Me detengo perpleja, escuchando, intentando saber de dónde sopla el viento. Cierro los ojos para oír mejor, pero no siento la brisa. Cuando abro los ojos ella me mira. Abro mi espíritu para intentar captar su aura.

—Es una invitación auténtica. —Ella nota mi vacilación—. Marchad a vuestras rondas, a lo que quiera que hagáis durante el día, pero esta noche venid a cenar con nosotros. Somos buena gente —añade—. Nos acordamos de los viejos tiempos.

Yo no contesto. Sigo andando hasta llegar al camino, pero ella me sigue.

—El mozo de cuadra os vio el otro día. —Ah, ya estamos, el traidor. Él es quien me entregará. Ahora estamos hablando en la calle—. Dice que estabais sentada, más quieta que un árbol.

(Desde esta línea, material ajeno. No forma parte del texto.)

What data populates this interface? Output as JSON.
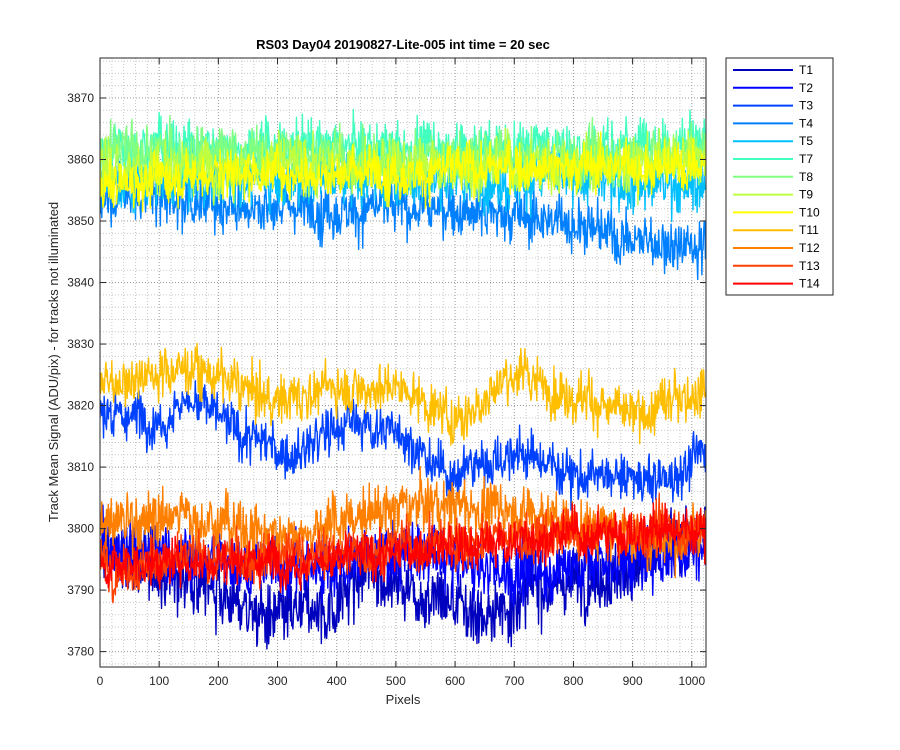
{
  "chart_data": {
    "type": "line",
    "title": "RS03 Day04 20190827-Lite-005 int time = 20 sec",
    "xlabel": "Pixels",
    "ylabel": "Track Mean Signal (ADU/pix) - for tracks not illuminated",
    "xlim": [
      0,
      1024
    ],
    "ylim": [
      3777.5,
      3876.5
    ],
    "x_ticks": [
      0,
      100,
      200,
      300,
      400,
      500,
      600,
      700,
      800,
      900,
      1000
    ],
    "y_ticks": [
      3780,
      3790,
      3800,
      3810,
      3820,
      3830,
      3840,
      3850,
      3860,
      3870
    ],
    "grid": "major and minor, dotted",
    "legend_position": "outside-right-top",
    "series": [
      {
        "name": "T1",
        "color": "#0000bf",
        "baseline": [
          [
            0,
            3796
          ],
          [
            150,
            3792
          ],
          [
            300,
            3785
          ],
          [
            380,
            3787
          ],
          [
            460,
            3793
          ],
          [
            560,
            3789
          ],
          [
            650,
            3786
          ],
          [
            760,
            3791
          ],
          [
            880,
            3793
          ],
          [
            1024,
            3799
          ]
        ],
        "noise": 5
      },
      {
        "name": "T2",
        "color": "#0000ff",
        "baseline": [
          [
            0,
            3797
          ],
          [
            200,
            3795
          ],
          [
            350,
            3794
          ],
          [
            500,
            3796
          ],
          [
            700,
            3793
          ],
          [
            900,
            3795
          ],
          [
            1024,
            3797
          ]
        ],
        "noise": 4.5
      },
      {
        "name": "T3",
        "color": "#0040ff",
        "baseline": [
          [
            0,
            3819
          ],
          [
            100,
            3818
          ],
          [
            150,
            3821
          ],
          [
            250,
            3815
          ],
          [
            320,
            3812
          ],
          [
            420,
            3817
          ],
          [
            500,
            3816
          ],
          [
            580,
            3809
          ],
          [
            700,
            3812
          ],
          [
            850,
            3808
          ],
          [
            950,
            3808
          ],
          [
            1024,
            3812
          ]
        ],
        "noise": 3.5
      },
      {
        "name": "T4",
        "color": "#0080ff",
        "baseline": [
          [
            0,
            3855
          ],
          [
            200,
            3853
          ],
          [
            400,
            3852
          ],
          [
            600,
            3852
          ],
          [
            800,
            3850
          ],
          [
            900,
            3847
          ],
          [
            1024,
            3846
          ]
        ],
        "noise": 4
      },
      {
        "name": "T5",
        "color": "#00bfff",
        "baseline": [
          [
            0,
            3857
          ],
          [
            200,
            3857
          ],
          [
            500,
            3857
          ],
          [
            800,
            3857
          ],
          [
            1024,
            3856
          ]
        ],
        "noise": 4
      },
      {
        "name": "T7",
        "color": "#40ffbf",
        "baseline": [
          [
            0,
            3862
          ],
          [
            200,
            3862
          ],
          [
            500,
            3862
          ],
          [
            800,
            3862
          ],
          [
            1024,
            3863
          ]
        ],
        "noise": 4
      },
      {
        "name": "T8",
        "color": "#80ff80",
        "baseline": [
          [
            0,
            3861
          ],
          [
            200,
            3861
          ],
          [
            500,
            3860
          ],
          [
            800,
            3860
          ],
          [
            1024,
            3861
          ]
        ],
        "noise": 4
      },
      {
        "name": "T9",
        "color": "#bfff40",
        "baseline": [
          [
            0,
            3859
          ],
          [
            200,
            3859
          ],
          [
            500,
            3859
          ],
          [
            800,
            3859
          ],
          [
            1024,
            3860
          ]
        ],
        "noise": 4
      },
      {
        "name": "T10",
        "color": "#ffff00",
        "baseline": [
          [
            0,
            3856
          ],
          [
            200,
            3858
          ],
          [
            500,
            3858
          ],
          [
            800,
            3859
          ],
          [
            1024,
            3859
          ]
        ],
        "noise": 3.5
      },
      {
        "name": "T11",
        "color": "#ffbf00",
        "baseline": [
          [
            0,
            3824
          ],
          [
            150,
            3826
          ],
          [
            300,
            3821
          ],
          [
            400,
            3823
          ],
          [
            500,
            3823
          ],
          [
            600,
            3818
          ],
          [
            700,
            3825
          ],
          [
            800,
            3822
          ],
          [
            900,
            3818
          ],
          [
            1024,
            3823
          ]
        ],
        "noise": 3.5
      },
      {
        "name": "T12",
        "color": "#ff8000",
        "baseline": [
          [
            0,
            3801
          ],
          [
            150,
            3802
          ],
          [
            300,
            3799
          ],
          [
            450,
            3802
          ],
          [
            550,
            3804
          ],
          [
            700,
            3803
          ],
          [
            850,
            3800
          ],
          [
            950,
            3798
          ],
          [
            1024,
            3800
          ]
        ],
        "noise": 4
      },
      {
        "name": "T13",
        "color": "#ff4000",
        "baseline": [
          [
            0,
            3794
          ],
          [
            200,
            3795
          ],
          [
            400,
            3796
          ],
          [
            600,
            3798
          ],
          [
            800,
            3799
          ],
          [
            1024,
            3800
          ]
        ],
        "noise": 3.5
      },
      {
        "name": "T14",
        "color": "#ff0000",
        "baseline": [
          [
            0,
            3794
          ],
          [
            200,
            3795
          ],
          [
            400,
            3795
          ],
          [
            600,
            3797
          ],
          [
            800,
            3799
          ],
          [
            1024,
            3800
          ]
        ],
        "noise": 3.2
      }
    ]
  }
}
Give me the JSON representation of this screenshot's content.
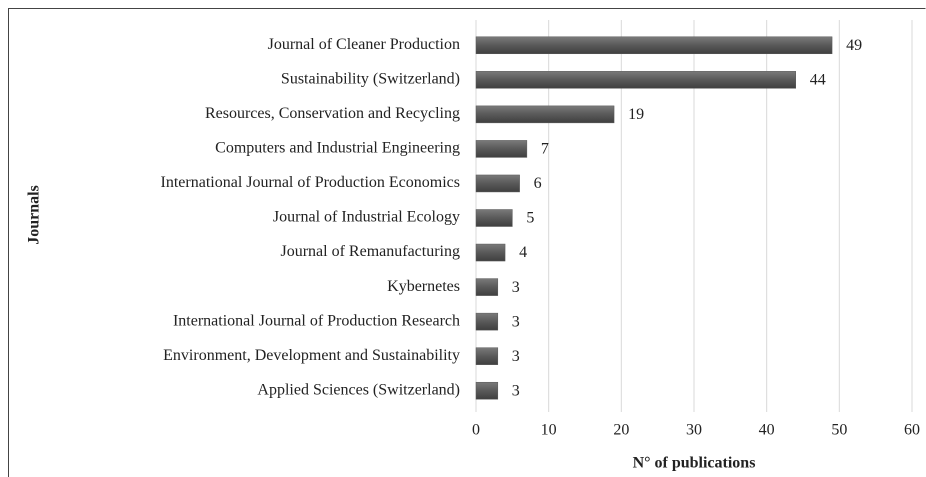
{
  "chart_data": {
    "type": "bar",
    "orientation": "horizontal",
    "categories": [
      "Journal of Cleaner Production",
      "Sustainability (Switzerland)",
      "Resources, Conservation and Recycling",
      "Computers and Industrial Engineering",
      "International Journal of Production Economics",
      "Journal of Industrial Ecology",
      "Journal of Remanufacturing",
      "Kybernetes",
      "International Journal of Production Research",
      "Environment, Development and Sustainability",
      "Applied Sciences (Switzerland)"
    ],
    "values": [
      49,
      44,
      19,
      7,
      6,
      5,
      4,
      3,
      3,
      3,
      3
    ],
    "color": "#595959",
    "xlim": [
      0,
      60
    ],
    "xticks": [
      0,
      10,
      20,
      30,
      40,
      50,
      60
    ],
    "xlabel": "N° of publications",
    "ylabel": "Journals",
    "grid": true
  }
}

—Estaría dormida —contesto enfadada.

—Dice que os tocó el brazo y no os movisteis.

—El sueño de una vieja.

—No, cuando una vieja duerme se le abre la boca y se le cae la cabeza a un lado. O tal vez se tumba en el suelo. Pero vos estabais sentada muy erguida. Habíais abandonado vuestro cuerpo —insiste—. Y sanasteis a mi pequeño.

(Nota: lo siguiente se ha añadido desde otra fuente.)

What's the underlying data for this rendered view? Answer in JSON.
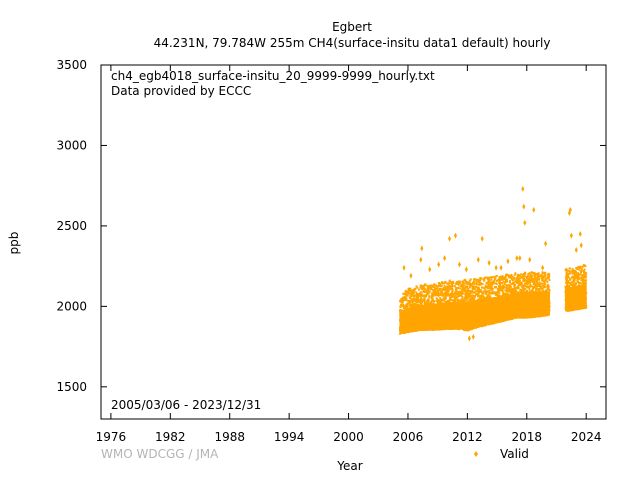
{
  "chart_data": {
    "type": "scatter",
    "title": "Egbert",
    "subtitle": "44.231N, 79.784W 255m    CH4(surface-insitu data1 default) hourly",
    "xlabel": "Year",
    "ylabel": "ppb",
    "xlim": [
      1975,
      2026
    ],
    "ylim": [
      1300,
      3500
    ],
    "x_ticks": [
      "1976",
      "1982",
      "1988",
      "1994",
      "2000",
      "2006",
      "2012",
      "2018",
      "2024"
    ],
    "x_tick_values": [
      1976,
      1982,
      1988,
      1994,
      2000,
      2006,
      2012,
      2018,
      2024
    ],
    "y_ticks": [
      "1500",
      "2000",
      "2500",
      "3000",
      "3500"
    ],
    "y_tick_values": [
      1500,
      2000,
      2500,
      3000,
      3500
    ],
    "annotation_file": "ch4_egb4018_surface-insitu_20_9999-9999_hourly.txt",
    "annotation_provider": "Data provided by ECCC",
    "date_range": "2005/03/06 - 2023/12/31",
    "watermark": "WMO WDCGG / JMA",
    "legend_position": "bottom-right",
    "series": [
      {
        "name": "Valid",
        "color": "#FFA500",
        "band": [
          [
            2005.2,
            1830,
            2060
          ],
          [
            2006.0,
            1840,
            2110
          ],
          [
            2007.0,
            1850,
            2130
          ],
          [
            2008.0,
            1855,
            2140
          ],
          [
            2009.0,
            1855,
            2150
          ],
          [
            2010.0,
            1860,
            2160
          ],
          [
            2011.0,
            1860,
            2160
          ],
          [
            2012.0,
            1850,
            2170
          ],
          [
            2013.0,
            1870,
            2180
          ],
          [
            2014.0,
            1885,
            2180
          ],
          [
            2015.0,
            1900,
            2190
          ],
          [
            2016.0,
            1915,
            2200
          ],
          [
            2017.0,
            1930,
            2210
          ],
          [
            2018.0,
            1930,
            2210
          ],
          [
            2019.0,
            1935,
            2215
          ],
          [
            2020.0,
            1945,
            2210
          ],
          [
            2020.3,
            1950,
            2200
          ],
          [
            2021.9,
            1970,
            2230
          ],
          [
            2023.99,
            1990,
            2260
          ]
        ],
        "outliers": [
          [
            2005.6,
            2240
          ],
          [
            2006.3,
            2190
          ],
          [
            2007.3,
            2290
          ],
          [
            2007.4,
            2360
          ],
          [
            2008.2,
            2230
          ],
          [
            2009.1,
            2260
          ],
          [
            2009.7,
            2300
          ],
          [
            2010.2,
            2420
          ],
          [
            2010.8,
            2440
          ],
          [
            2011.2,
            2260
          ],
          [
            2011.9,
            2230
          ],
          [
            2012.2,
            1800
          ],
          [
            2012.6,
            1810
          ],
          [
            2013.1,
            2290
          ],
          [
            2013.5,
            2420
          ],
          [
            2014.2,
            2270
          ],
          [
            2014.9,
            2240
          ],
          [
            2015.4,
            2240
          ],
          [
            2016.1,
            2280
          ],
          [
            2017.0,
            2300
          ],
          [
            2017.3,
            2300
          ],
          [
            2017.6,
            2730
          ],
          [
            2017.7,
            2620
          ],
          [
            2017.8,
            2520
          ],
          [
            2018.3,
            2290
          ],
          [
            2018.7,
            2600
          ],
          [
            2019.6,
            2240
          ],
          [
            2019.9,
            2390
          ],
          [
            2022.3,
            2580
          ],
          [
            2022.4,
            2600
          ],
          [
            2022.5,
            2440
          ],
          [
            2023.0,
            2350
          ],
          [
            2023.4,
            2450
          ],
          [
            2023.5,
            2380
          ]
        ]
      }
    ]
  }
}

—No sé de qué me habláis —grito, apartándome—. Dejadme en paz. Debo ir a la letrina. Disculpad.

Ella frunce el entrecejo, pero por fin entiende y se marcha haciendo un gesto de irritación con la cabeza. Cree que no me he dado cuenta de su enfado, pero pocas cosas se me escapan ahora. Cuando la mujer atraviesa con cuidado el patio del establo en dirección a la casa, yo regreso a mi refugio, echo un vistazo alrededor y levanto deprisa el tablón para buscar mi tesoro en el agujero forrado de paja. Me lo meto en los bolsillos interiores de mis faldas, todavía envuelto en su lona verde, tomo mi bastón y el hatillo con mi propio cuenco de madera y la cuchara y echo a andar.

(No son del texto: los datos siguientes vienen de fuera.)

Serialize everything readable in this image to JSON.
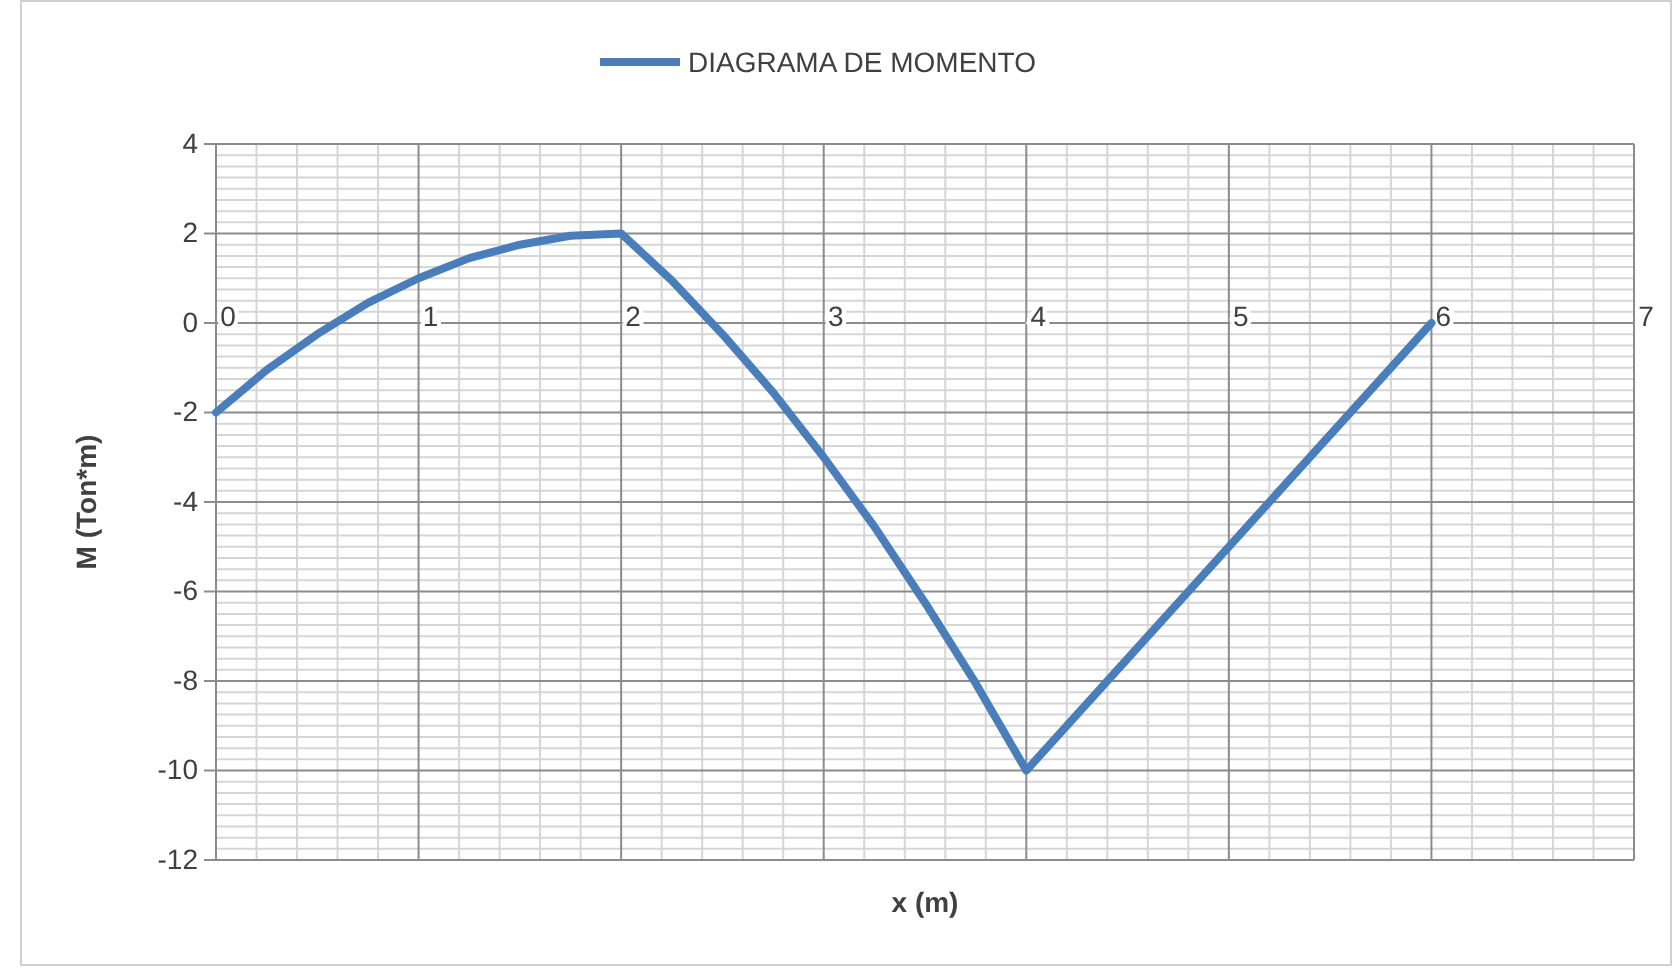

A medio camino del patio regreso y apuro de un trago el resto de la sopa que me había traído la señora, pero dejo el cuenco. No quiero que me acusen de ladrona. Estoy ansiosa, no sé adonde voy, pero mis pies me llevan en alguna dirección. Conozco esta sensación. Significa que algo está a punto de pasar o que pronto conoceré a alguien. También sé hacia dónde dirigirme, porque cualquier paso en la dirección equivocada me hace sentir inquieta, y cualquier paso en la dirección correcta me llena de una especie de ligereza, sin embargo, no tengo ni idea de adonde voy o para qué. Es como si me guiaran, como si me guiara el dedo metálico que me enseñó una vez un mercader árabe, la aguja mágica que siempre señala al norte, o quizá la estrella de Oriente.

Salgo del pueblo deprisa, paso de largo los herreros, los tejedores, los escribas, salgo por las puertas en dirección a los campos, pero un gemido escapa de mi garganta al recordar otros tiempos, cuando venían a por mí, y ahora los fuegos arden de nuevo en mi cabeza.